Ever seen anything like this before? Care to check my calculations?

Melodically it's not terribly interesting (as a 12 tone scale) and what I expect would happen is that one would use various diatonic or blues or jazz scales as subsets of the 12.

The smallest ET that this wierd tuning has any relation to is 126-tET. A reasonable approximation to the tuning would be obtained by 11,11,7,11,11,12,11,11,7,11,11,12 steps of 126-tET and the max error (apart from the 7:5's) would only go up to 12.33 cents (unfortunately in the semi-wolf fifths).
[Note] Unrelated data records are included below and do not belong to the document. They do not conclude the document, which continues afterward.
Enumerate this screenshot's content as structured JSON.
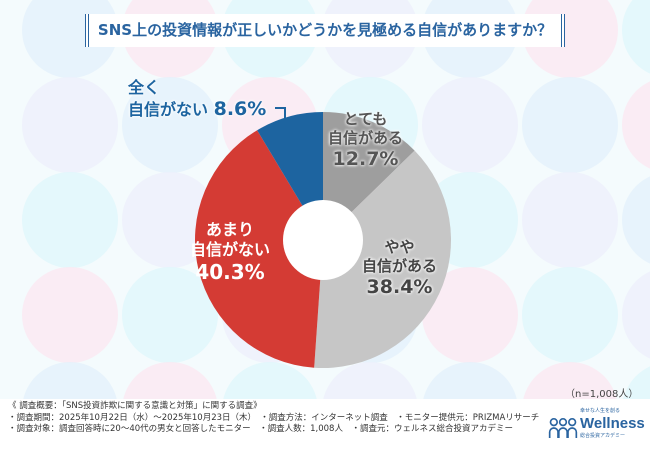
{
  "title": "SNS上の投資情報が正しいかどうかを見極める自信がありますか？",
  "chart_data": {
    "type": "pie",
    "title": "SNS上の投資情報が正しいかどうかを見極める自信がありますか？",
    "donut": true,
    "categories": [
      "とても自信がある",
      "やや自信がある",
      "あまり自信がない",
      "全く自信がない"
    ],
    "values": [
      12.7,
      38.4,
      40.3,
      8.6
    ],
    "colors": [
      "#9e9e9e",
      "#c6c6c6",
      "#d43b34",
      "#1d64a0"
    ],
    "labels": [
      {
        "line1": "とても",
        "line2": "自信がある",
        "pct": "12.7%"
      },
      {
        "line1": "やや",
        "line2": "自信がある",
        "pct": "38.4%"
      },
      {
        "line1": "あまり",
        "line2": "自信がない",
        "pct": "40.3%"
      },
      {
        "line1": "全く",
        "line2": "自信がない",
        "pct": "8.6%"
      }
    ]
  },
  "sample": "（n=1,008人）",
  "footer": [
    "《 調査概要：「SNS投資詐欺に関する意識と対策」に関する調査》",
    "・調査期間：2025年10月22日（水）～2025年10月23日（木）　・調査方法：インターネット調査　・モニター提供元：PRIZMAリサーチ",
    "・調査対象：調査回答時に20～40代の男女と回答したモニター　・調査人数：1,008人　・調査元：ウェルネス総合投資アカデミー"
  ],
  "logo": {
    "name": "Wellness",
    "tagline": "幸せな人生を創る",
    "sub": "総合投資アカデミー"
  }
}
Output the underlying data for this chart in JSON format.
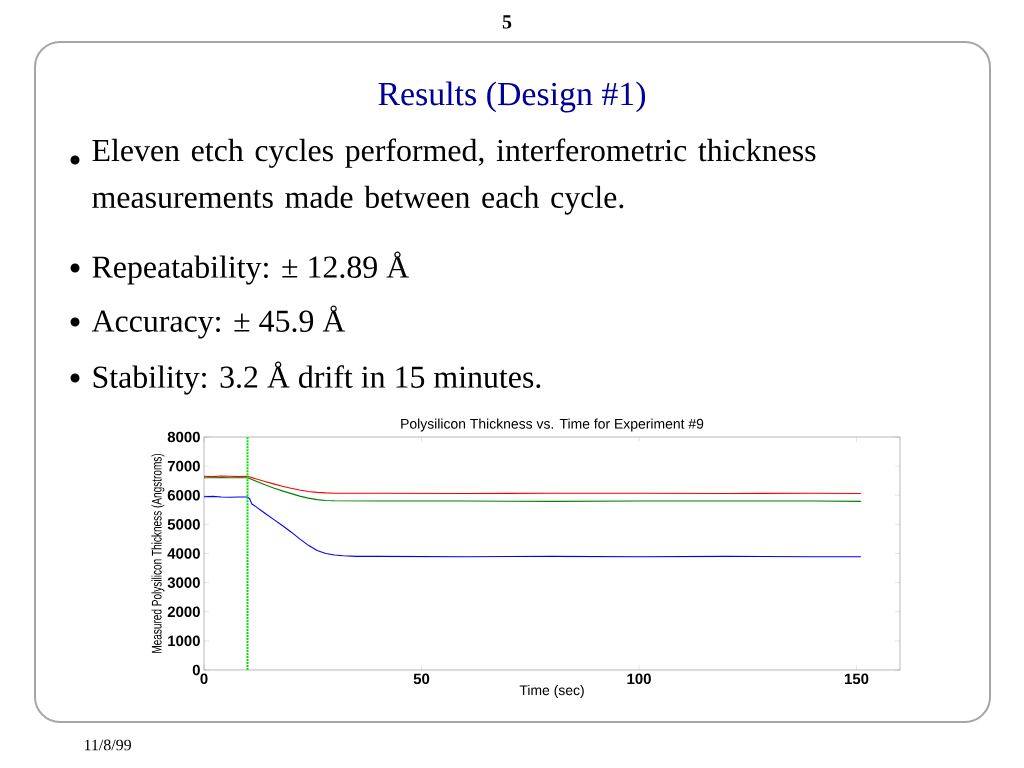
{
  "chart_data": {
    "type": "line",
    "title": "Polysilicon Thickness vs. Time for Experiment #9",
    "xlabel": "Time (sec)",
    "ylabel": "Measured Polysilicon Thickness (Angstroms)",
    "annotations": [
      "5",
      "Results (Design #1)",
      "Eleven etch cycles performed, interferometric thickness measurements made between each cycle.",
      "Repeatability: ± 12.89 Å",
      "Accuracy: ± 45.9 Å",
      "Stability: 3.2 Å drift in 15 minutes.",
      "11/8/99"
    ],
    "xlim": [
      0,
      160
    ],
    "ylim": [
      0,
      8000
    ],
    "xticks": [
      0,
      50,
      100,
      150
    ],
    "yticks": [
      0,
      1000,
      2000,
      3000,
      4000,
      5000,
      6000,
      7000,
      8000
    ],
    "grid": false,
    "legend": false,
    "marker": "none",
    "line_style": "solid",
    "ref_lines": [
      {
        "axis": "x",
        "value": 10,
        "color": "#00e000",
        "line_style": "dotted"
      }
    ],
    "series": [
      {
        "color": "#ff0000",
        "x": [
          0,
          2,
          4,
          6,
          8,
          10,
          12,
          14,
          16,
          18,
          20,
          22,
          24,
          26,
          28,
          30,
          40,
          60,
          80,
          100,
          120,
          140,
          151
        ],
        "values": [
          6650,
          6640,
          6660,
          6650,
          6640,
          6650,
          6560,
          6470,
          6390,
          6310,
          6240,
          6180,
          6130,
          6100,
          6080,
          6070,
          6070,
          6060,
          6070,
          6070,
          6060,
          6070,
          6060
        ]
      },
      {
        "color": "#008000",
        "x": [
          0,
          2,
          4,
          6,
          8,
          10,
          12,
          14,
          16,
          18,
          20,
          22,
          24,
          26,
          28,
          30,
          40,
          60,
          80,
          100,
          120,
          140,
          151
        ],
        "values": [
          6600,
          6600,
          6610,
          6600,
          6600,
          6600,
          6480,
          6360,
          6250,
          6150,
          6060,
          5970,
          5900,
          5850,
          5820,
          5810,
          5800,
          5800,
          5790,
          5800,
          5800,
          5800,
          5790
        ]
      },
      {
        "color": "#0000ff",
        "x": [
          0,
          2,
          4,
          6,
          8,
          10,
          10.5,
          11,
          12,
          14,
          16,
          18,
          20,
          22,
          24,
          26,
          28,
          30,
          32,
          35,
          40,
          60,
          80,
          100,
          120,
          140,
          151
        ],
        "values": [
          5950,
          5960,
          5940,
          5930,
          5940,
          5940,
          5880,
          5700,
          5600,
          5380,
          5170,
          4960,
          4740,
          4500,
          4280,
          4100,
          4000,
          3950,
          3920,
          3900,
          3900,
          3890,
          3900,
          3890,
          3900,
          3890,
          3890
        ]
      }
    ]
  }
}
It has a vague resemblance to a maximally even 12 of 34-tET but this has only two sizes of fifth and the max error is 19.4 cents (in the 7:4) with 15.5 in the 7:6. So we can see that the major benefit of semi-wolfing those two other fifths is to improve the 7:4's and 7:6's (on chords which don't involve those semi-wolves) to acceptable errors.

This seems to be a tuning that falls in the gaps between n of m-tET's, justs, well-temperaments and meantone. I don't know what to call its "kind" of tuning. Do you? What it is is a 3 dimensional lattice 2 x 2 x 3 where one dimension is a 2-cycle and the other two dimensions are open.

It's interesting that it gets its large number of accurate 7-limit intervals by approximating fifths and major thirds in two different ways.